Blog entry by Alan Chapman
Using a Systemic Approach to Management
The latest tools in management promote personal responsibility, coaching, leadership and so on. However rarely within management approaches is an organisational development approach understood or utilised.
It has to raise the question for managers around “What are we missing?”. The answer is clear we are missing the whole organisation, we are simply up close and personal with our own department and its agenda.
When we are neglecting a systemic view of management, we skip the understanding of what we are inheriting and its impact on us, our team, the potential of our organisation and how we go about meeting our goals.
As managers, it is important to see beyond our immediate demands and to formulate understandings of the systemic impacts.
Firstly, it will equip with awareness about how things get done around here and why. What works about it, what doesn’t and what isn’t said that is valuable to solving not only immediate problems but long term emerging ones.

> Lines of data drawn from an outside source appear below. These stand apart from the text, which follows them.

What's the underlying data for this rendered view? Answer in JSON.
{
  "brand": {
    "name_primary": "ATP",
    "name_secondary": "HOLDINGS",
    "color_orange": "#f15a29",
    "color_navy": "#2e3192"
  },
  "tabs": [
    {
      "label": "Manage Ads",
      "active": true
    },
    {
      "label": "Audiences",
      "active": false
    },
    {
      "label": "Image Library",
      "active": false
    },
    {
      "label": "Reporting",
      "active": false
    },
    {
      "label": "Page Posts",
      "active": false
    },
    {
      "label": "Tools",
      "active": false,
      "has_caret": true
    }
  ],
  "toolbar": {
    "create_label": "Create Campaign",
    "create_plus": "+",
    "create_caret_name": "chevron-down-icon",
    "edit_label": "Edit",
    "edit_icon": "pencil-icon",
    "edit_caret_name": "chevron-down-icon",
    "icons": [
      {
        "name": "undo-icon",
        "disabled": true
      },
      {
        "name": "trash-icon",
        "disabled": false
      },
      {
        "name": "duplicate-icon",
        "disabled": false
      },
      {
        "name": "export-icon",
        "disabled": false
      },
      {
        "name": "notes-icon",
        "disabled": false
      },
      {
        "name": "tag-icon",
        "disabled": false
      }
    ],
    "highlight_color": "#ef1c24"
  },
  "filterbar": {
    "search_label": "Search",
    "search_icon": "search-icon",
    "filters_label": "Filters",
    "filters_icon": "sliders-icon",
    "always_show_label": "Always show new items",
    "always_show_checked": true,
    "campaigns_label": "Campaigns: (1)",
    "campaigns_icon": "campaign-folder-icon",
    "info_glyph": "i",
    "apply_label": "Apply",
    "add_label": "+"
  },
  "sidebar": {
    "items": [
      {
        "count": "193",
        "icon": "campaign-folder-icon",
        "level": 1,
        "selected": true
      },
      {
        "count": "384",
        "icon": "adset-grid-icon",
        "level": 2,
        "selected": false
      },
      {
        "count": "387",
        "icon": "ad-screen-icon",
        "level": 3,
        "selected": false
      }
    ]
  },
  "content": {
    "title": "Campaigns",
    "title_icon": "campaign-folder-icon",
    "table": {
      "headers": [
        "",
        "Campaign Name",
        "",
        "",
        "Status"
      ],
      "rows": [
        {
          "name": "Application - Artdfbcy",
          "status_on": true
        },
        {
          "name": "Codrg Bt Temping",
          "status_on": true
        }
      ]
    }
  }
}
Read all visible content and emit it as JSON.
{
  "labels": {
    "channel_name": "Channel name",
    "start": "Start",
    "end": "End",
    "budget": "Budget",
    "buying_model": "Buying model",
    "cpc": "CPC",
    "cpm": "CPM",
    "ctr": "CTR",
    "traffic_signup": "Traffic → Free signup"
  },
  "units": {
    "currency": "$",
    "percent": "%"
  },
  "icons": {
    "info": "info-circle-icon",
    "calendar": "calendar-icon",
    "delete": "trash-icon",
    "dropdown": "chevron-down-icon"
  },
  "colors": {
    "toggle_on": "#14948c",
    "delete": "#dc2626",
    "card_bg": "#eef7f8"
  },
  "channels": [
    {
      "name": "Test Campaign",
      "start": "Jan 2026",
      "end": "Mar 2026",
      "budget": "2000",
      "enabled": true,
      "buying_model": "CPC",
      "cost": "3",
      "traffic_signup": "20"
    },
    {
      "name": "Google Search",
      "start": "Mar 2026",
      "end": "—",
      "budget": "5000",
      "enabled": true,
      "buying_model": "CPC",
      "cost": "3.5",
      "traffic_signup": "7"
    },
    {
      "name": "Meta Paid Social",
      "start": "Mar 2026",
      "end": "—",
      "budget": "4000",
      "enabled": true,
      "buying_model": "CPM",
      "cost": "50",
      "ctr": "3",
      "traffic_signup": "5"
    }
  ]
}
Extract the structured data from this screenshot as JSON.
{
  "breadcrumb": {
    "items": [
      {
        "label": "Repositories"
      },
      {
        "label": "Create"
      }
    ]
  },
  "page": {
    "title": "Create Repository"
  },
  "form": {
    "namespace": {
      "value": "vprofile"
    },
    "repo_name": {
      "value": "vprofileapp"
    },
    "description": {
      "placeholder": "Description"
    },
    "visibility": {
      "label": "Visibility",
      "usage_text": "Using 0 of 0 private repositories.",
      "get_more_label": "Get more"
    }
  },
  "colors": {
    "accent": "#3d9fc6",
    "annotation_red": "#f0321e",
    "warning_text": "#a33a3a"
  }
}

Systemic approaches involve understanding the impact and potential of the many people within a system and its implication on us as managers, our team and in return us on it.
This bigger (systemic) view can assist managers in embracing difference, managing from a higher-level understanding as well as everyday outcome perspective. It can reduce personalised frustrations that managers experience as they find themselves interrupting behaviours from a personal/productivity perspective and not from an understanding perspective.
When managers equip ourselves with basic systemic oversight such as how does this effect the “system” as well as how does the “system” affective the individual, it can start to empower a manager to see beyond a problem, beyond a person’s behaviour and low performance into what is enabling this behaviour, what is the wider context and what can we harness from this experience.
Often as managers we fear not “managing” a situation effectively and so takes logical action that can be explained and meets policies and procedures. Often deleting the human element of the challenge arising however most challenges that arise for people involve emotion and unconscious feelings, the context and culture of an organisation, internal often unconscious beliefs and the impacts of these on behaviours and identifiable problems.
Ways to incorporate system approaches in your management style to bring a more rounded approach to challenges that arise in your team, may be helpful at any stage however in experience impassable moments can often be aided by this approach and new insight and direction, as well as healthier inclusive approaches can emerge.
Birds eye view - Take a moment and look at the situation from the employee’s perspective.
· Ask yourself what don’t I know about what is happening for them?
· How does our organisation enable this situation?
· How does it need this situation?
· How do I enable this situation? And What is this situation telling me about the system.
Ask questions - Ask, ask ,ask so often we are afraid to ask questions because the answer may not be what we are comfortable hearing personally or professionally. Ask anyway, managing ourselves is key to any people management. Offer safe places to discuss what is really happening and, let it settle for a few days before you promise to take action or take any action. Usually people want to be heard but fear offering it. Ask, then be with it and reflect.
See people - When we see people as people and not simply as resources we have been sanctioned, we start to look beyond the role they are in and see how they can further support the system. We see strengths and we respect what is within our team, instead of what is not. We respect the different approaches that each team member bring, we respect the personality differences and we engage in relationships, not simply have them. I would go a step further and say we not only respect the difference, we name it and appreciate the different elements involved. Teams need variety.
Often I hear managers say, “the job is fine, its people that drive me nuts”. As managers, the people are our job and if that’s done right then the job is done well.
With an under focus on the place we take within an organisation and the synergy that can occur or be disrupted, we are enabled to go beyond personal perspectives and limiting beliefs, to a broader, clearer sense of our purpose.